Naomi Beckwith, deputy director and chief curator of the Solomon R. Guggenheim Museum in New York City, has been appointed artistic director of Documenta 16, the 2027 edition of the embattled contemporary art exhibition held in Kassel, Germany, every five years.
The most recent iteration of Documenta was embroiled in controversy. Four days into the festival’s opening in June 2022, allegations of antisemitism were lobbied against Documenta 15 and its curators, the Indonesian collective ruangrupa, over the inclusion of a large banner by Taring Padi. The artwork, a commentary on Indonesia’s violent dictatorship, depicted hundreds of military figures, including one of a pig dressed as an Israeli national intelligence officer and another donning fangs, a black hat with a Nazi emblem, and the sidelocks often worn by Orthodox Jewish individuals.
Early into the show’s run, a display featuring works by Palestinian artists was vandalized, prompting over 100 affiliates of the exhibition to issue a collective statement condemning the incident as a racist attack.
Last year, in the wake of October 7, Documenta’s administration lambasted ruangrupa after two members of the collective “liked” pro-Palestine posts on Instagram. Documenta’s response concerned artists and other members of the cultural community who have observed Germany’s worsening surveillance and suppression of speech critical of Israel.
Beckwith was selected by Documenta 16’s second finding committee, assembled this summer after the initial finding committee withdrew en masse in November 2023 following the resignation of Mumbai-based curator and writer Ranjit Hoskoté. Hoskoté was also accused of antisemitism amid the resurfacing of his signature on a petition likening Zionism to Hindutva (Hindu nationalism) in 2019.
Acknowledging the controversies in the lead-up to her appointment, Beckwith told the New York Times that her curatorial method will be different from the previous curators’ approach. “Every exhibition is a deep collaborative practice for me with artists,” she told the paper. “So there are no surprises.”

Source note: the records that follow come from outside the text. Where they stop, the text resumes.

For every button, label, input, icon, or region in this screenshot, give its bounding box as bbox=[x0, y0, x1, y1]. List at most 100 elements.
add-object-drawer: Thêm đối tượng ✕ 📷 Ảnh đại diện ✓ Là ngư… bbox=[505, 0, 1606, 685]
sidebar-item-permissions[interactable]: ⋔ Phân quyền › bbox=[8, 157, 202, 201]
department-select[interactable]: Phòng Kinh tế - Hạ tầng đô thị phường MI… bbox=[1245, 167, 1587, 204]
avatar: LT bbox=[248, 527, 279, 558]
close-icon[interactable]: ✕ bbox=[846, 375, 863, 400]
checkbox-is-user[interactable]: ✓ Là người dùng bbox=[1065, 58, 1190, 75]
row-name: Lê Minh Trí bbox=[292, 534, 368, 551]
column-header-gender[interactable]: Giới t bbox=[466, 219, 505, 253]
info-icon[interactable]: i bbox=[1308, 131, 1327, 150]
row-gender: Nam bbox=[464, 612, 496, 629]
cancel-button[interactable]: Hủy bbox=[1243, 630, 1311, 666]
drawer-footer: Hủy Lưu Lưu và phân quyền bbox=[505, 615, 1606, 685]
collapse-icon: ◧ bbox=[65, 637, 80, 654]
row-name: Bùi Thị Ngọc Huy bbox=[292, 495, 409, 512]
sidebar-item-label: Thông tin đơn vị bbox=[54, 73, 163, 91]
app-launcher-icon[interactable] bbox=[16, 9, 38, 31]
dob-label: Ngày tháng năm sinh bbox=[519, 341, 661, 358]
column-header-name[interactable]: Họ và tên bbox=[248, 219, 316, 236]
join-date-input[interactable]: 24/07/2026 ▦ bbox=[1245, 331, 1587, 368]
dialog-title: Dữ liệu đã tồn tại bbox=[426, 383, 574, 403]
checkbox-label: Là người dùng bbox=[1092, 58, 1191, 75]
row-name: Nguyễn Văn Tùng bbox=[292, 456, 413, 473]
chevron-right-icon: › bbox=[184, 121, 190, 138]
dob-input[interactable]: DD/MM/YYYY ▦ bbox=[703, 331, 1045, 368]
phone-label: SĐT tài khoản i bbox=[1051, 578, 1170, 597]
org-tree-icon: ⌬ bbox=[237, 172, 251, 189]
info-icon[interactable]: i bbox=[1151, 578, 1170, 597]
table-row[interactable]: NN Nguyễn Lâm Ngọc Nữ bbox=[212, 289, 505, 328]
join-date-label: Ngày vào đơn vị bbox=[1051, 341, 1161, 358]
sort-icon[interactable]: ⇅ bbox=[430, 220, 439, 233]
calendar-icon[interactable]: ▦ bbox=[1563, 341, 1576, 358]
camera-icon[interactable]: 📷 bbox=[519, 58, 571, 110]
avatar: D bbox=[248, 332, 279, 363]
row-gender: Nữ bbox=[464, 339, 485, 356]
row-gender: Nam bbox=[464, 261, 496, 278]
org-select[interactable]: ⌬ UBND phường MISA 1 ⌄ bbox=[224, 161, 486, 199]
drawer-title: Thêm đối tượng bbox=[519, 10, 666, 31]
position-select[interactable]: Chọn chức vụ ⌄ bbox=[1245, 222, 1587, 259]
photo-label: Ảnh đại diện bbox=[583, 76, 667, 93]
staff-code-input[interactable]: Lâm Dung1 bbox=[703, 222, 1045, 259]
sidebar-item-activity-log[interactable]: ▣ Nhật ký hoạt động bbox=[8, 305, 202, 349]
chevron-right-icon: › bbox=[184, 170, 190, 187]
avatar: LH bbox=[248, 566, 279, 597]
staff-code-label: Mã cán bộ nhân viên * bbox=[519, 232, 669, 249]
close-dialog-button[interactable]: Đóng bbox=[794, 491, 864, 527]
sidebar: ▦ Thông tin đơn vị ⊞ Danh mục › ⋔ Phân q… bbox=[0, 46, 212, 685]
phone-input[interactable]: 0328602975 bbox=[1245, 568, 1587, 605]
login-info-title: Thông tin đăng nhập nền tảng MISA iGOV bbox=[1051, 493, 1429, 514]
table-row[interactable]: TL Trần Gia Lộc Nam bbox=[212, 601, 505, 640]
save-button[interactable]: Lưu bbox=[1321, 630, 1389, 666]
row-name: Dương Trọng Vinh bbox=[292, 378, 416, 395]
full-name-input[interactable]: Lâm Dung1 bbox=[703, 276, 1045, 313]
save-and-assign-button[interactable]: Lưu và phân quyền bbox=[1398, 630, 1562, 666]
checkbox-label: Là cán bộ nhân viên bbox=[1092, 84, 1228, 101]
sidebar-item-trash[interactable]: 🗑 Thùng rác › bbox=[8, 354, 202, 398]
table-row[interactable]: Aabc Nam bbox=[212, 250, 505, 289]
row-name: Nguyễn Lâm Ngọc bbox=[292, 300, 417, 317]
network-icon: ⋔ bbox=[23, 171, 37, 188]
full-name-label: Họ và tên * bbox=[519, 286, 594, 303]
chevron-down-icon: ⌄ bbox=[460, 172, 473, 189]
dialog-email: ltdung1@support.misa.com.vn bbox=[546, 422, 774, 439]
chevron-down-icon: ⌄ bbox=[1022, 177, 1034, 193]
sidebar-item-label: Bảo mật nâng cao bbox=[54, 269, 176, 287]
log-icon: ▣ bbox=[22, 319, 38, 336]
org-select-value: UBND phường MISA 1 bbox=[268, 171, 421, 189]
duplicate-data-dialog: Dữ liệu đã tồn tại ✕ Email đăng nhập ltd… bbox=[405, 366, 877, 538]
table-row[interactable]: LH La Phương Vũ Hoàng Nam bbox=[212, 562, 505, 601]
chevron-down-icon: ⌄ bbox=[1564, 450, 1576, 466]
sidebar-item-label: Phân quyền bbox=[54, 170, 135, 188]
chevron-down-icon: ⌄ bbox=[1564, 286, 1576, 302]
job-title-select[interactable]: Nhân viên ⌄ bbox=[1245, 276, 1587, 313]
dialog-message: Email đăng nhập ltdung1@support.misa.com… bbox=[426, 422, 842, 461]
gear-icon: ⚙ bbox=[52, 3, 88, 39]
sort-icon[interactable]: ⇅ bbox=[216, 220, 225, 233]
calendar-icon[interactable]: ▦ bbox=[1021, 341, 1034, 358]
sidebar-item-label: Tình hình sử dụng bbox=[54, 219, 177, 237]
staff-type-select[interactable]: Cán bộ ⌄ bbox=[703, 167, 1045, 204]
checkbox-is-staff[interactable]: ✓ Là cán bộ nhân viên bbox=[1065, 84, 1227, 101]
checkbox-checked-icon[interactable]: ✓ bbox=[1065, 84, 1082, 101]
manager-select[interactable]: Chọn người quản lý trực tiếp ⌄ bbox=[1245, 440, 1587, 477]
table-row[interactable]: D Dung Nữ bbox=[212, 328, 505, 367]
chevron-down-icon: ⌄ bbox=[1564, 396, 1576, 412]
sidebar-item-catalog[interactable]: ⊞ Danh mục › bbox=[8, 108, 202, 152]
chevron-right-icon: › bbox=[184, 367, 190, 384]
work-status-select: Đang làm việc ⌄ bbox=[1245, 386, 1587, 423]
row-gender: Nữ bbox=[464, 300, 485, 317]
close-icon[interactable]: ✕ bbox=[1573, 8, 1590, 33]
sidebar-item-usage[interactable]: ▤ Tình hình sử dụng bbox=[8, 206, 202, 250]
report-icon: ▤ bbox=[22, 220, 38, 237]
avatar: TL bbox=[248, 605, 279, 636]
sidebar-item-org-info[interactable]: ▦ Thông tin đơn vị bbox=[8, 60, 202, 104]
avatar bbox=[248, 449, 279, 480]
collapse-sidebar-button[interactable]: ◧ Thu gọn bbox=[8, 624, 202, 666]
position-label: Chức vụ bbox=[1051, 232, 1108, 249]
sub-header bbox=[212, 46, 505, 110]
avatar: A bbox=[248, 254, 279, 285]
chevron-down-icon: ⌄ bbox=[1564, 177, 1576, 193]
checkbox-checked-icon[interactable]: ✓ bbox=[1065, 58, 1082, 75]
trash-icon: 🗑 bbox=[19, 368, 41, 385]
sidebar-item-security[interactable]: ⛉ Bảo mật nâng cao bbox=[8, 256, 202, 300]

Hailing from Chicago, Beckwith holds a graduate degree from the Courtauld Institute of Art in London, and went on to become a Critical Studies Fellow through the Whitney Museum of American Art’s independent study program before joining the Studio Museum in Harlem as an associate curator. After working closely with Thelma Golden for years, Beckwith returned to Chicago in 2011 as the associate curator at the city’s Museum of Contemporary Art, and was promoted to senior curator in 2018, having co-curated the first major survey for Howardena Pindell at the museum. She joined the Guggenheim in 2021.